Les deux artistes collaborent avec la Galerie Everyday depuis sa création en mai 2019, mais c’est la première fois qu’ils y présentent leurs œuvres sous la forme de deux expositions personnelles.
Bien qu’ils soient de la même génération et entretiennent une étroite amitié, et qu’ils se retrouvent dans leurs passions et leurs frustrations au sein du monde (artistique) contemporain, leurs œuvres et leurs expositions s’appuient sur des bases différentes.

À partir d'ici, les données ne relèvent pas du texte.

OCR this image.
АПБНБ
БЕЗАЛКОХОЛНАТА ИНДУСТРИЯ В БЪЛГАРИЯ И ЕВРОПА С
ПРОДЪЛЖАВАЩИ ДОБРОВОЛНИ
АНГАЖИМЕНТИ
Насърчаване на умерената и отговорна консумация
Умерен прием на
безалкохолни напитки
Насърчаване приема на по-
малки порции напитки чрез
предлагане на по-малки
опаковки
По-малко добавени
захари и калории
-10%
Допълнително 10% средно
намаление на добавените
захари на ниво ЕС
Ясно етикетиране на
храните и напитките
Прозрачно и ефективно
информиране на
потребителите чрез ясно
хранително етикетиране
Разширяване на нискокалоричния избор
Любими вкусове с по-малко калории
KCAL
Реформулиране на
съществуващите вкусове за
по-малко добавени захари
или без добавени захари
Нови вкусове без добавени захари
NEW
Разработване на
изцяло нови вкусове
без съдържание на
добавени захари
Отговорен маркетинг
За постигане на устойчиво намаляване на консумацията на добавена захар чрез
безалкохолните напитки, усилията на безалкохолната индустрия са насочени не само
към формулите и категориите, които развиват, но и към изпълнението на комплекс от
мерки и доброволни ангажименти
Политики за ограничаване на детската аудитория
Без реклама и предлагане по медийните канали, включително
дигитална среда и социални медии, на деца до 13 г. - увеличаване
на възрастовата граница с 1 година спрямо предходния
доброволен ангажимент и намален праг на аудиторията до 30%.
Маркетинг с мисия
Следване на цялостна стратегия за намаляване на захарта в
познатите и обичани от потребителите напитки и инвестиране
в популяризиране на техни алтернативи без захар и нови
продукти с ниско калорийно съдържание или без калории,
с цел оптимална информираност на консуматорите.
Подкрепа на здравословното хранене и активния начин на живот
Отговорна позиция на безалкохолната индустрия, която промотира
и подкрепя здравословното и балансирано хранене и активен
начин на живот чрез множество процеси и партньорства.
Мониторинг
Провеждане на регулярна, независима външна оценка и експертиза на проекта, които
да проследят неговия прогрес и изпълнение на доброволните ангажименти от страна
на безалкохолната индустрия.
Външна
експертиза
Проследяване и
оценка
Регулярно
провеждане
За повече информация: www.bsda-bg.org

Le deuil du monde dans Le Misanthrope de Bruegel sert de point d’ancrage à l’exposition de Daan Gielis (°1988). Mais le deuil est-il vraiment, dans le monde, une solution à la déception ? Le deuil nous permet-il d’échapper à ce monde ? Non, tranche Gielis dans son exposition Omdat de wereld is zo ontrouw (Parce que le monde est si infidèle). Se retirer du monde, c’est aussi se priver du monde, et donc de la possibilité de faire partie d’un ensemble plus vaste, susceptible de donner du sens à qui nous sommes et ce que nous faisons.
L’œuvre de Tom Volkaert (°1989) est centrée sur le matériau et sa transformation. Il aime montrer l’élaboration de l’œuvre et opte pour un mode de création intuitif, caractérisé par l’honnêteté de la matière et l’importance du hasard. De ce fait, son œuvre oscille entre la beauté et l’horreur, la perfection et le défaut. Dans As slow as possible (Aussi lentement que possible), Volkaert recourt à des matériaux transparents pour révéler au spectateur l’intérieur ou les ‘entrailles’ de ses sculptures, afin que rien ne l’empêche de ‘voir’ l’œuvre dans sa totalité.

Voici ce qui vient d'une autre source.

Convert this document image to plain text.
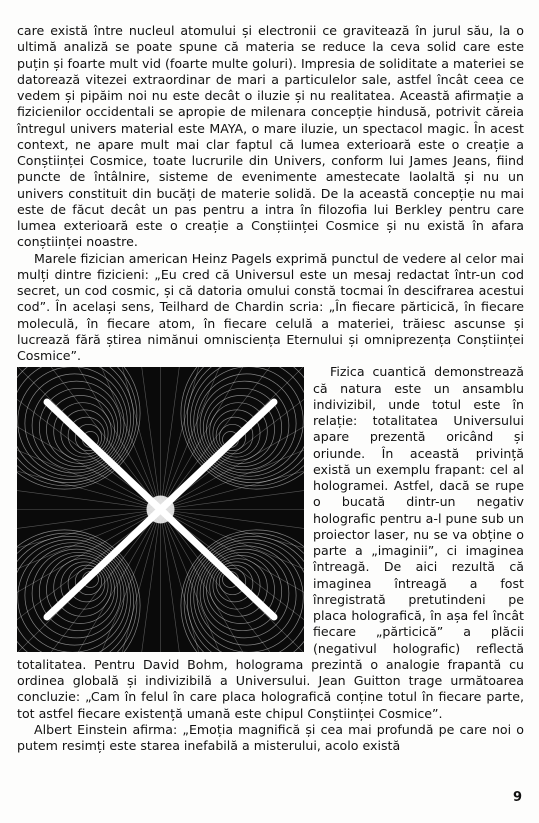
care există între nucleul atomului și electronii ce gravitează în jurul său, la o ultimă analiză se poate spune că materia se reduce la ceva solid care este puțin și foarte mult vid (foarte multe goluri). Impresia de soliditate a materiei se datorează vitezei extraordinar de mari a particulelor sale, astfel încât ceea ce vedem și pipăim noi nu este decât o iluzie și nu realitatea. Această afirmație a fizicienilor occidentali se apropie de milenara concepție hindusă, potrivit căreia întregul univers material este MAYA, o mare iluzie, un spectacol magic. În acest context, ne apare mult mai clar faptul că lumea exterioară este o creație a Conștiinței Cosmice, toate lucrurile din Univers, conform lui James Jeans, fiind puncte de întâlnire, sisteme de evenimente amestecate laolaltă și nu un univers constituit din bucăți de materie solidă. De la această concepție nu mai este de făcut decât un pas pentru a intra în filozofia lui Berkley pentru care lumea exterioară este o creație a Conștiinței Cosmice și nu există în afara conștiinței noastre.

Marele fizician american Heinz Pagels exprimă punctul de vedere al celor mai mulți dintre fizicieni: „Eu cred că Universul este un mesaj redactat într-un cod secret, un cod cosmic, și că datoria omului constă tocmai în descifrarea acestui cod”. În același sens, Teilhard de Chardin scria: „În fiecare părticică, în fiecare moleculă, în fiecare atom, în fiecare celulă a materiei, trăiesc ascunse și lucrează fără știrea nimănui omnisciența Eternului și omniprezența Conștiinței Cosmice”.

Fizica cuantică demonstrează că natura este un ansamblu indivizibil, unde totul este în relație: totalitatea Universului apare prezentă oricând și oriunde. În această privință există un exemplu frapant: cel al hologramei. Astfel, dacă se rupe o bucată dintr-un negativ holografic pentru a-l pune sub un proiector laser, nu se va obține o parte a „imaginii”, ci imaginea întreagă. De aici rezultă că imaginea întreagă a fost înregistrată pretutindeni pe placa holografică, în așa fel încât fiecare „părticică” a plăcii (negativul holografic) reflectă totalitatea. Pentru David Bohm, holograma prezintă o analogie frapantă cu ordinea globală și indivizibilă a Universului. Jean Guitton trage următoarea concluzie: „Cam în felul în care placa holografică conține totul în fiecare parte, tot astfel fiecare existență umană este chipul Conștiinței Cosmice”.

Albert Einstein afirma: „Emoția magnifică și cea mai profundă pe care noi o putem resimți este starea inefabilă a misterului, acolo există

9
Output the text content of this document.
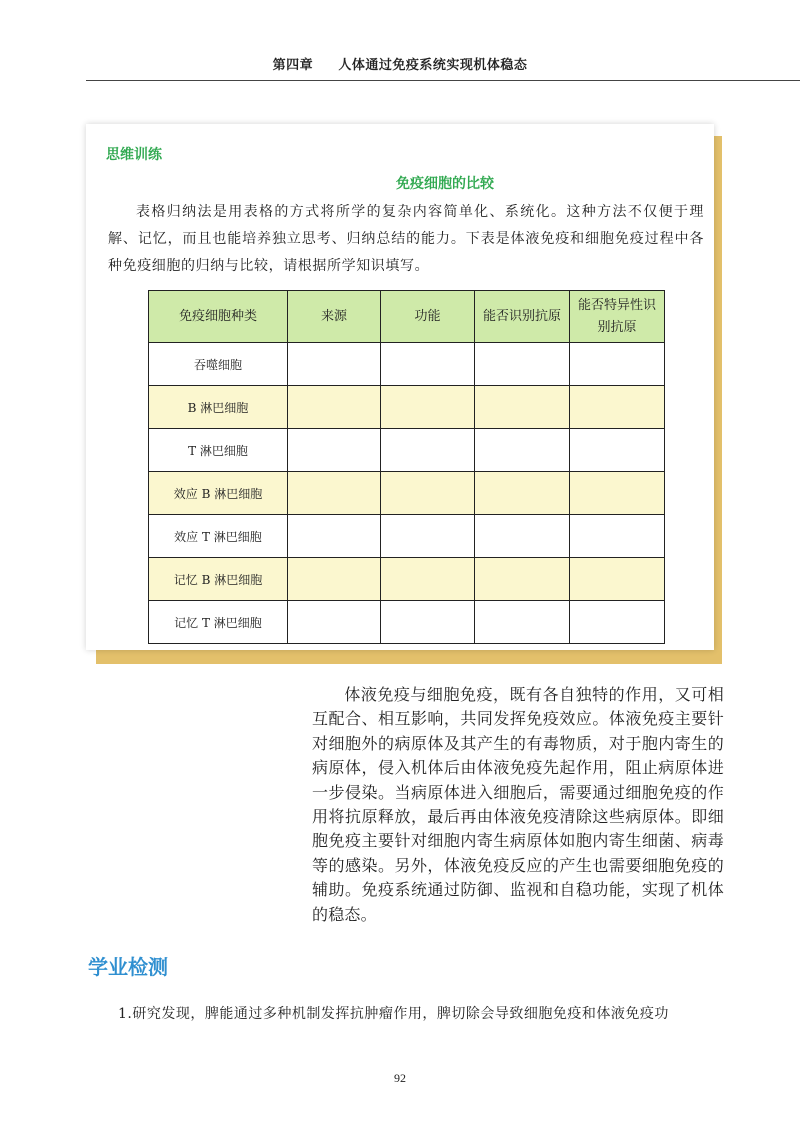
第四章 人体通过免疫系统实现机体稳态
思维训练
免疫细胞的比较
表格归纳法是用表格的方式将所学的复杂内容简单化、系统化。这种方法不仅便于理解、记忆，而且也能培养独立思考、归纳总结的能力。下表是体液免疫和细胞免疫过程中各种免疫细胞的归纳与比较，请根据所学知识填写。
免疫细胞种类	来源	功能	能否识别抗原	能否特异性识别抗原
吞噬细胞				
B 淋巴细胞				
T 淋巴细胞				
效应 B 淋巴细胞				
效应 T 淋巴细胞				
记忆 B 淋巴细胞				
记忆 T 淋巴细胞				
体液免疫与细胞免疫，既有各自独特的作用，又可相互配合、相互影响，共同发挥免疫效应。体液免疫主要针对细胞外的病原体及其产生的有毒物质，对于胞内寄生的病原体，侵入机体后由体液免疫先起作用，阻止病原体进一步侵染。当病原体进入细胞后，需要通过细胞免疫的作用将抗原释放，最后再由体液免疫清除这些病原体。即细胞免疫主要针对细胞内寄生病原体如胞内寄生细菌、病毒等的感染。另外，体液免疫反应的产生也需要细胞免疫的辅助。免疫系统通过防御、监视和自稳功能，实现了机体的稳态。
学业检测
1.研究发现，脾能通过多种机制发挥抗肿瘤作用，脾切除会导致细胞免疫和体液免疫功
92
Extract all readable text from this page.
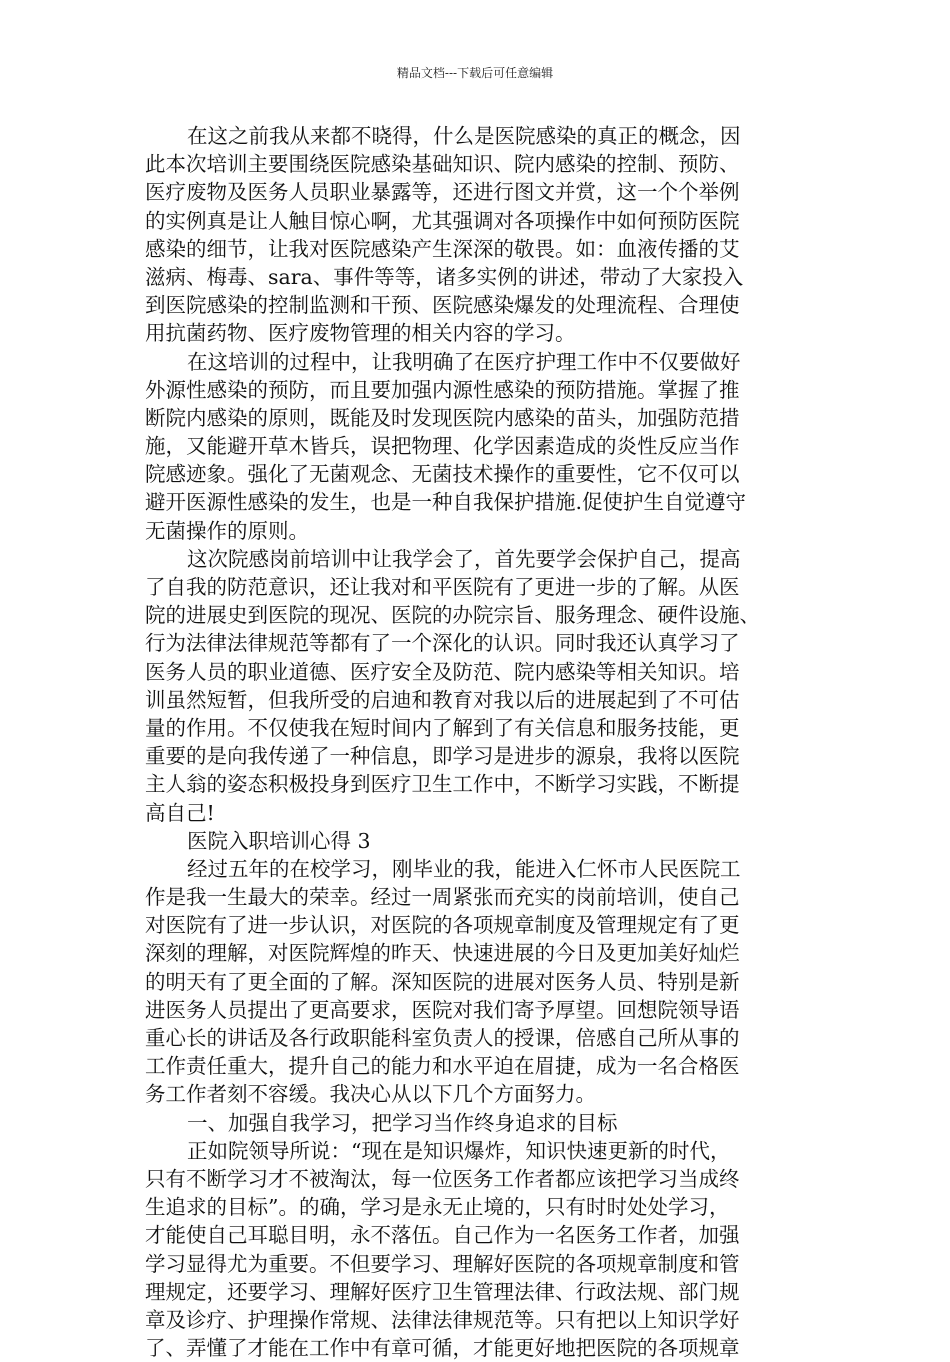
精品文档---下载后可任意编辑
在这之前我从来都不晓得，什么是医院感染的真正的概念，因
此本次培训主要围绕医院感染基础知识、院内感染的控制、预防、
医疗废物及医务人员职业暴露等，还进行图文并赏，这一个个举例
的实例真是让人触目惊心啊，尤其强调对各项操作中如何预防医院
感染的细节，让我对医院感染产生深深的敬畏。如：血液传播的艾
滋病、梅毒、sara、事件等等，诸多实例的讲述，带动了大家投入
到医院感染的控制监测和干预、医院感染爆发的处理流程、合理使
用抗菌药物、医疗废物管理的相关内容的学习。
在这培训的过程中，让我明确了在医疗护理工作中不仅要做好
外源性感染的预防，而且要加强内源性感染的预防措施。掌握了推
断院内感染的原则，既能及时发现医院内感染的苗头，加强防范措
施，又能避开草木皆兵，误把物理、化学因素造成的炎性反应当作
院感迹象。强化了无菌观念、无菌技术操作的重要性，它不仅可以
避开医源性感染的发生，也是一种自我保护措施.促使护生自觉遵守
无菌操作的原则。
这次院感岗前培训中让我学会了，首先要学会保护自己，提高
了自我的防范意识，还让我对和平医院有了更进一步的了解。从医
院的进展史到医院的现况、医院的办院宗旨、服务理念、硬件设施、
行为法律法律规范等都有了一个深化的认识。同时我还认真学习了
医务人员的职业道德、医疗安全及防范、院内感染等相关知识。培
训虽然短暂，但我所受的启迪和教育对我以后的进展起到了不可估
量的作用。不仅使我在短时间内了解到了有关信息和服务技能，更
重要的是向我传递了一种信息，即学习是进步的源泉，我将以医院
主人翁的姿态积极投身到医疗卫生工作中，不断学习实践，不断提
高自己!
医院入职培训心得 3
经过五年的在校学习，刚毕业的我，能进入仁怀市人民医院工
作是我一生最大的荣幸。经过一周紧张而充实的岗前培训，使自己
对医院有了进一步认识，对医院的各项规章制度及管理规定有了更
深刻的理解，对医院辉煌的昨天、快速进展的今日及更加美好灿烂
的明天有了更全面的了解。深知医院的进展对医务人员、特别是新
进医务人员提出了更高要求，医院对我们寄予厚望。回想院领导语
重心长的讲话及各行政职能科室负责人的授课，倍感自己所从事的
工作责任重大，提升自己的能力和水平迫在眉捷，成为一名合格医
务工作者刻不容缓。我决心从以下几个方面努力。
一、加强自我学习，把学习当作终身追求的目标
正如院领导所说：“现在是知识爆炸，知识快速更新的时代，
只有不断学习才不被淘汰，每一位医务工作者都应该把学习当成终
生追求的目标”。的确，学习是永无止境的，只有时时处处学习，
才能使自己耳聪目明，永不落伍。自己作为一名医务工作者，加强
学习显得尤为重要。不但要学习、理解好医院的各项规章制度和管
理规定，还要学习、理解好医疗卫生管理法律、行政法规、部门规
章及诊疗、护理操作常规、法律法律规范等。只有把以上知识学好
了、弄懂了才能在工作中有章可循，才能更好地把医院的各项规章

À l’occasion de son exposition solo à la Galerie Everyday, Volkaert lance un premier ouvrage: un panorama complet de son œuvre en 200 pages.
Daan Gielis: Omdat de wereld is zo ontrouw
Tom Volkaert: As Slow As Possible
30 januari - 13 maart 2021
Everyday Gallery
Jos Smolderenstraat 18, 2000 Antwerpen
DAAN GIELIS
OMDAT DE WERELD IS ZO ONTROUW
L’œuvre multimédia de Daan Gielis (°1988, vit et travaille à Anvers) explore les conflits et les contradictions dans les systèmes émotionnels, communicatifs et sociaux qui constituent le monde tel que nous le connaissons : la coïncidence du bonheur et de la désillusion, les désirs frustrés qui mènent à d’autres aspirations, une culture underground qui reste authentique tout en se mettant elle-même en liquidation… Selon Gielis, chacun de ces systèmes est saturé de contradictions. Pourtant, c’est justement grâce à leurs oppositions internes que ces systèmes prospèrent. Pas étonnant que tant de nos contemporains expérimentent une dissonance émotionnelle et ont du mal à trouver de la cohérence dans leur vie.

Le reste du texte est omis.